船旅 - 2
デッキで警備員が忙しなく走り回っている。
何かあったのだろうか。
「友里、海外に来たのはいいが。言葉が話せないぞ」
すると彼女はニヤリと悪戯に微笑み、時計を指さした。
「時渡りの時計には、基本的に自動音声翻訳機能が付いています。当然、私のこの時計にも、悠君の持っている懐中時計にも。昨晩、機能をONにしておきました。……っていうか、今まで周りの人達が日本語話しているのを聞いて不思議に思わなかったんですか? 」
自慢気に語りだした。
――本当だ。
気が付かなかったなんてどうかしている。
耳を傾ければ彼らの会話が聞こえてくるじゃないか。
素晴らしい技術に感動を覚えずに入られない。
「おい、無銭乗船したってヤツらは見つかったか? 」
その内の一人が言った。ヒゲの濃い男でかなりガタイがいい。取っ組み合いになったら負けるだろう。その体格にふさわしい大きな声で、聞き取るのは容易だった。

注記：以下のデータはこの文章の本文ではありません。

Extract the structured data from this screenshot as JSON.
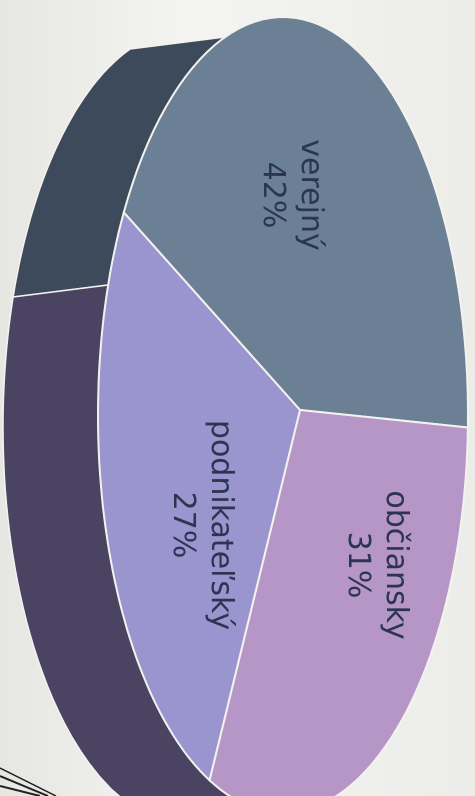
{
  "chart_data": {
    "type": "pie",
    "three_d": true,
    "title": "",
    "slices": [
      {
        "label": "verejný",
        "value": 42,
        "value_label": "42%",
        "color": "#6c8095"
      },
      {
        "label": "občiansky",
        "value": 31,
        "value_label": "31%",
        "color": "#b596c6"
      },
      {
        "label": "podnikateľský",
        "value": 27,
        "value_label": "27%",
        "color": "#9a94cf"
      }
    ],
    "side_colors": [
      "#3d4a5c",
      "#4a4462",
      "#34384c"
    ],
    "outline_color": "#f4f2ee"
  }
}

「いいや……。チケットを一人づつ確認するのは、やはり時間がかかるな」
対してヒョロヒョロの警備員が答えた。果たしてその肉体で警備できるのか。
しかし、夢の様な機能だ。
全く違和感なく会話が聞き取れる。あの男たちは最初から日本語を話しているのでは無いかと思える程だ。
これを現代で発表したら……。
いや、それよりも。彼らの今の会話。
もしかして、俺達のことか?
時渡りでこの船に辿り着いた俺たちは、当然チケットなんて所持していて無いし、バレたら降ろされるか、何処かの部屋に軟禁されるのか。
どちらもマズイ。
警備員には近づかないほうが良さそうだ。
パーティ会場でウエイターから貰ったグラス片手にを数歩前を歩く友里にその旨を伝える。
「でも、先生を探すには警備の方に聞くのが一番早いんじゃ……? 」
「その通りだ。だが、船を降ろされたらどうにもならないだろう? 背に腹は変えられないってやつだ」
彼女はグラスに残っていた紺色の怪しいジュースをぐいっと飲み干した。
「そうですねっ! 地道に乗客から聞いて回りますかー」
いつの時代も調査の始まりは聞き込みからだ。
その後、数名の乗客に話を聞いたが、伯爵に関するヒントを得ることは出来きず。
「ふた手に別れて聞いて回りましょう。日が沈んだら此処に集合ですよっ!」
という友里の提案でふた手に別れて調査をすることになった。